Celia contaba las enormes gotas de lluvia que se mezclaban con sus lágrimas; a las cuatro de la mañana no pudo más. “Parecía una película”, nos decía mientras una nueva lágrima iba descendiendo por un rostro ya marcado por el tiempo.                                        

A la experiencia vienen bien los callos de las manos, que son páginas abiertas de un libro sin índice. A veces retorno a Fanon, escritor más necesario que Galeano para revelarnos las máscaras del ser humano, no solo por el color de su piel sino por desvelar nuestras conciencias. Si aún las tenemos.

A Isabel Allende ni siquiera la tomó en cuenta aquel misógino de Harold Bloom, y sin embargo fue ella en demostrarnos, más que nadie, donde inició el realismo mágico. Una concisa frase que resumiendo deleita, fueron los conquistadores en dar inicio al realismo mágico, escribiéndole al rey de España sobre un continente que tenía fuentes de juventud, que se podía recoger el oro y los diamantes del suelo, que la gente tenía unicornios o tenía un pie tan grande que a la hora de la siesta se elevaba como una sombrilla para tener sombra. Santa María, Tocaia Grande y Comala vinieron muchos años después.

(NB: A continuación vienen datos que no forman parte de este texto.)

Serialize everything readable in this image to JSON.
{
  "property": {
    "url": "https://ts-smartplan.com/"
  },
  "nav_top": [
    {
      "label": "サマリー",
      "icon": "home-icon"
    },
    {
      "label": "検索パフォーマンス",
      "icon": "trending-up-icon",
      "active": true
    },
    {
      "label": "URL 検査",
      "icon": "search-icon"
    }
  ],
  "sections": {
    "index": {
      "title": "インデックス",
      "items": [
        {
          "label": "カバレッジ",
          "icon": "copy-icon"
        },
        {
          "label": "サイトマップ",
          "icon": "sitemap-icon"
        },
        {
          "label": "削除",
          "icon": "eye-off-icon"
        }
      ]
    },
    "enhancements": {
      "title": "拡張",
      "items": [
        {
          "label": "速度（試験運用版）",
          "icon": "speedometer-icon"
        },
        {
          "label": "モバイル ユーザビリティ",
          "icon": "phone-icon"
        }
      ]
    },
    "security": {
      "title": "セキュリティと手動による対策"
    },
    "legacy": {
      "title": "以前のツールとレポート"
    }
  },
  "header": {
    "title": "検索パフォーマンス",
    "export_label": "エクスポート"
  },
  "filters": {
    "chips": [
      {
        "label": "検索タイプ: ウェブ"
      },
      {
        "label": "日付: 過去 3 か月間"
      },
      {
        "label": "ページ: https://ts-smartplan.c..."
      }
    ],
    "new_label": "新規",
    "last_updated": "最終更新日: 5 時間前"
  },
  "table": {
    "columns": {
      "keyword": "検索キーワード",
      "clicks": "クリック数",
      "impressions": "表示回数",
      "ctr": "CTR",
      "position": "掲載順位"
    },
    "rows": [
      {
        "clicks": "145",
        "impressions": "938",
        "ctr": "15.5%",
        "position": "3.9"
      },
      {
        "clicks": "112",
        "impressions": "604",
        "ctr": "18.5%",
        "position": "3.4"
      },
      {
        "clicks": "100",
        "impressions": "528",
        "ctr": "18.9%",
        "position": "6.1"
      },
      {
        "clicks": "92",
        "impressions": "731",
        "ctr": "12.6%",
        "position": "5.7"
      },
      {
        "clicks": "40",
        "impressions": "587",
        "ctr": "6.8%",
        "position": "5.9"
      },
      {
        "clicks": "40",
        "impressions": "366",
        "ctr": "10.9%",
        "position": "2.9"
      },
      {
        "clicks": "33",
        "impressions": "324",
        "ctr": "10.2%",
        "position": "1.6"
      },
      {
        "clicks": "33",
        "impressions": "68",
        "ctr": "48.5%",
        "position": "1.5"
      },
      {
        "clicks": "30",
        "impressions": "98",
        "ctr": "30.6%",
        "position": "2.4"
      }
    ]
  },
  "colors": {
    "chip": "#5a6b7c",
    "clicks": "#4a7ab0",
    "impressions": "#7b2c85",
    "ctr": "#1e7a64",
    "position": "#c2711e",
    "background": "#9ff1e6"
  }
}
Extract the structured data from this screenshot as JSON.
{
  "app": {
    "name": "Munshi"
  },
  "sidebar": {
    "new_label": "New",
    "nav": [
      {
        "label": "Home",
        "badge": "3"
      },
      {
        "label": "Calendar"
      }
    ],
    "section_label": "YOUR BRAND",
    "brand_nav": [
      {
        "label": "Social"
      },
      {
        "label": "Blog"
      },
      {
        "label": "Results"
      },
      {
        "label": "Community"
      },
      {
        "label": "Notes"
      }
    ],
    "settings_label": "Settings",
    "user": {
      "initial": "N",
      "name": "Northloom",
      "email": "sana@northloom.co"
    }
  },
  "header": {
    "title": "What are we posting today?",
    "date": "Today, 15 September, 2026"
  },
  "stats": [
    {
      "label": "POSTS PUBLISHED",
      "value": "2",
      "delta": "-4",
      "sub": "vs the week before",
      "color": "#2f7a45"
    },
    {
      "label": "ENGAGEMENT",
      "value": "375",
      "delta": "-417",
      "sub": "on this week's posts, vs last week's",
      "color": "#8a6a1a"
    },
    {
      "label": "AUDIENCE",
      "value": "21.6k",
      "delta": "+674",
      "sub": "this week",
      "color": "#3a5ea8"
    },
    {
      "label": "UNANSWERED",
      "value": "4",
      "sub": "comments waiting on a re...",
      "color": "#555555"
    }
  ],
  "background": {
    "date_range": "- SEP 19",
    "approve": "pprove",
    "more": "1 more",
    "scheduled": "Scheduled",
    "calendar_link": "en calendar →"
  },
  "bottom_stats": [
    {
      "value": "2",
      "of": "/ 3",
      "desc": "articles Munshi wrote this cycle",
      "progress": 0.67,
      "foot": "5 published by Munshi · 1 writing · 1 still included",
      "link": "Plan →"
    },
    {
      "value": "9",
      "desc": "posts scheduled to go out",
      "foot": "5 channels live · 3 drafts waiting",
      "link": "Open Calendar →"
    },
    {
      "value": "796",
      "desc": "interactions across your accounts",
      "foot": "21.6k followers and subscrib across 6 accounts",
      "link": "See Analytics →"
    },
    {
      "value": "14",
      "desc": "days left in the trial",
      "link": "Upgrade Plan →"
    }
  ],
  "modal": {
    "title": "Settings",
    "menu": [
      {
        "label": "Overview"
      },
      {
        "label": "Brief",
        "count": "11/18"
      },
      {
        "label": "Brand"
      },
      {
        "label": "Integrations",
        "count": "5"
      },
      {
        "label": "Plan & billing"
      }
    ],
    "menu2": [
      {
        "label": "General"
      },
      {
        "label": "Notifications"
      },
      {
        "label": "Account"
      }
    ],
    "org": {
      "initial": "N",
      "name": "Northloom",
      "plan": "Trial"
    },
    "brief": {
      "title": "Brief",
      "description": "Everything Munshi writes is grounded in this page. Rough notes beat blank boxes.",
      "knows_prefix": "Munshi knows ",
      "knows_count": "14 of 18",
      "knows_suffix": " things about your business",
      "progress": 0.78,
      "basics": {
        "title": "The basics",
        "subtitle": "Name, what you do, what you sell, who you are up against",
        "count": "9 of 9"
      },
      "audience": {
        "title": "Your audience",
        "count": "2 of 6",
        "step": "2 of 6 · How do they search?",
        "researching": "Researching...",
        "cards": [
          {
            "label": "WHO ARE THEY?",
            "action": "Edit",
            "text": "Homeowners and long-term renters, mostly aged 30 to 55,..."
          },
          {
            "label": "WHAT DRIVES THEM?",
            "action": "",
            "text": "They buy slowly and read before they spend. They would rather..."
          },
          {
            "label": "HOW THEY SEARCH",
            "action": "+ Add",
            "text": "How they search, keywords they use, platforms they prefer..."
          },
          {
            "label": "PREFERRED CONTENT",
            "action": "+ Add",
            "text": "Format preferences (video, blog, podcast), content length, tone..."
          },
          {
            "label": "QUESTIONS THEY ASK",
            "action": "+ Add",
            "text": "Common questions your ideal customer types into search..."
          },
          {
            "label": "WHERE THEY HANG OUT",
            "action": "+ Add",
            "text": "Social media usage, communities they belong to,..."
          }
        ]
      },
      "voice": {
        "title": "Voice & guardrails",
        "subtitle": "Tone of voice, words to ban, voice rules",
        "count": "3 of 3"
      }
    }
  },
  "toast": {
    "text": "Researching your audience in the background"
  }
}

El cheque llevaba un 8 que según la cajera se parecía a un 6. No era solo una cuestión de onomatopeya o de literalidad, el número en letras no podía equivocar, y menos aún engañar a nadie. Margherita, esta vez, estudió la nueva cajera y al 201 de su ticket se fue a cobrarlo. El pueblo es aún más distante que la urbe en viveza y engaño. Podrá seguir lloviendo como en Macondo, pero las lágrimas no son como el aceite, ellas nunca se separarán de lo vital de nuestras vidas. Amniótico o el origen de nuestros sueños, la misma composición define el líquido.

Cliza-Buenos Aires. 39 años en Santa Rosa La Pampa y luego el retorno. Ya era un gaucho, como el nombre que dio a su restaurante. En la imagen kitsch que algún pintor de brocha borda destinó a una pared del restaurante, se lo ve plácido cabalgando un blanco caballo pampeño, fiel retrato de su orgullo cliceño, del sudor y de muchas lágrimas. Allá quedaron las cenizas de su amada y las futuras generaciones.

En una mesa ya con aspecto navideño hay dos chicas invadidas por tatuajes y cargadas de juguetes chinos. El hombre es siempre lobo del hombre. Vuelven a su tierra desde España, Italia, Virginia o explotadas en Buenos Aires o Sao Paulo. Disfrutan de un cubilete en su mano, de la choleada que allá sería de mal gusto, de la mirada de sus padres ancianos a los cuales habrán construido una casa medias aguas en ladrillo, que les permita olvidar el adobe, el techo de paja y tal vez hasta la chicha que cada fin de semana tenían que elaborar en Villa Rivero.

Entre la tierra y el cielo un horizonte. Nubes que forman extrañas figuras, botes, dinosaurios, las mismas ondulaciones de los cerros, sus compañeros siempre fieles. El maíz que tal vez no se recuperará, el trigo sembrado con inocente e ingenua anticipación, la alfalfa extendida al sol para salvar lo salvable. Frutos de una tierra que merece más memoria por parte de su gente.